Bei einem Blick auf den Markt für Unterhaltungsliteratur könnte man meinen, es gebe zurzeit ein ganz besonders starkes Bedürfnis nach Vampirgeschichten. Doch ein amerikanischer Forscher hat jetzt festgestellt, dass seit Ende des 19. Jahrhunderts jede Epoche ihre ganz eigenen Vampirgeschichten hat
Bloomington (USA) - Es hat den Anschein, als könnten die Leser in den USA und Europa im Moment gar nicht genug bekommen von Vampirgeschichten. Doch der Schein, dass dies ausschließlich ein Phänomen von heute ist, trügt: Seit Bram Stokers Dracula-Roman von 1897 lässt sich bis heute für fast jede Epoche eine besondere Art von Vampirgeschichten belegen.
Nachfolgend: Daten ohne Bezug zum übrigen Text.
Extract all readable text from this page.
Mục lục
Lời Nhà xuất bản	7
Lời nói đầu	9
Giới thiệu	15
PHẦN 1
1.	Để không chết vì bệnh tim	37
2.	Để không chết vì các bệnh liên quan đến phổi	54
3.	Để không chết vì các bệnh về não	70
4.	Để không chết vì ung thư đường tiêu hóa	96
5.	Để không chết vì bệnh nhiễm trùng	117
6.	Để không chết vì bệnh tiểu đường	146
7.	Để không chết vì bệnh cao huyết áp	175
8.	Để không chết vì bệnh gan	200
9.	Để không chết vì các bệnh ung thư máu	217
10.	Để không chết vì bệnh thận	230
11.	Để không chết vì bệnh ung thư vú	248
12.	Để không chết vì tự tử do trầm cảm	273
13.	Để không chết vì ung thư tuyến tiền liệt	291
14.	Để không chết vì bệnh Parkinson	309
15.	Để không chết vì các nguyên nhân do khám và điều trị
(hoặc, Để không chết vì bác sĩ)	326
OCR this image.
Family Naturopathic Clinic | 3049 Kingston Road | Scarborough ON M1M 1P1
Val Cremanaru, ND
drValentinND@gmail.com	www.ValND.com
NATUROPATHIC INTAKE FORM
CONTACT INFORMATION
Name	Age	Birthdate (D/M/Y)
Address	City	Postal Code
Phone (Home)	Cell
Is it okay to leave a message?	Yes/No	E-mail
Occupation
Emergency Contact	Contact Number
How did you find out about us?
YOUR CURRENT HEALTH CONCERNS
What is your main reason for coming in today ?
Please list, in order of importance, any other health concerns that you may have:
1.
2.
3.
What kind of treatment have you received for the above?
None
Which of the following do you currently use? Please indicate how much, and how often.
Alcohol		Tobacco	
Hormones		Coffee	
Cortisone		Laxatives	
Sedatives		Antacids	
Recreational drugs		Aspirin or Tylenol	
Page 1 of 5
Das zeigt jetzt ein amerikanischer Forscher in seinem neuesten Buch "The Living and the Undead: Slaying Vampires, Exterminating Zombies" (Die Lebenden und die Untoten: Vampire erschlagen, Zombies ausrotten). Und ein Ende der Vampir-Manie sei noch lange nicht in Sicht, so der Autor.

"Bis zu einem gewissen Grade kann man jede Version der Vampirgeschichte mit ganz bestimmten historischen Momenten verbinden", erklärt Gregory Waller von der Indiana University. "Was mich interessierte, als ich das Buch schrieb, waren die Variationen und Umwandlungen der Geschichte durch die Medien vom 19. Jahrhundert bis zu den 1980er Jahren." Waller hat Romane, Geschichten, Theaterstücke, Spielfilme und Fernsehfilme analysiert, darunter mehrere Verfilmungen von Stokers Dracula-Roman, Murnaus Stummfilm "Nosferatu" von 1922, Richard Matheson Erzählung "I am Legend" von 1954, Stephen Kings Roman "Brennen muss Salem" von 1975, Werner Herzogs Film "Nosferatu - Phantom der Nacht" von 1979 und "Night of the Living Dead" von George Romero aus dem Jahr 1968.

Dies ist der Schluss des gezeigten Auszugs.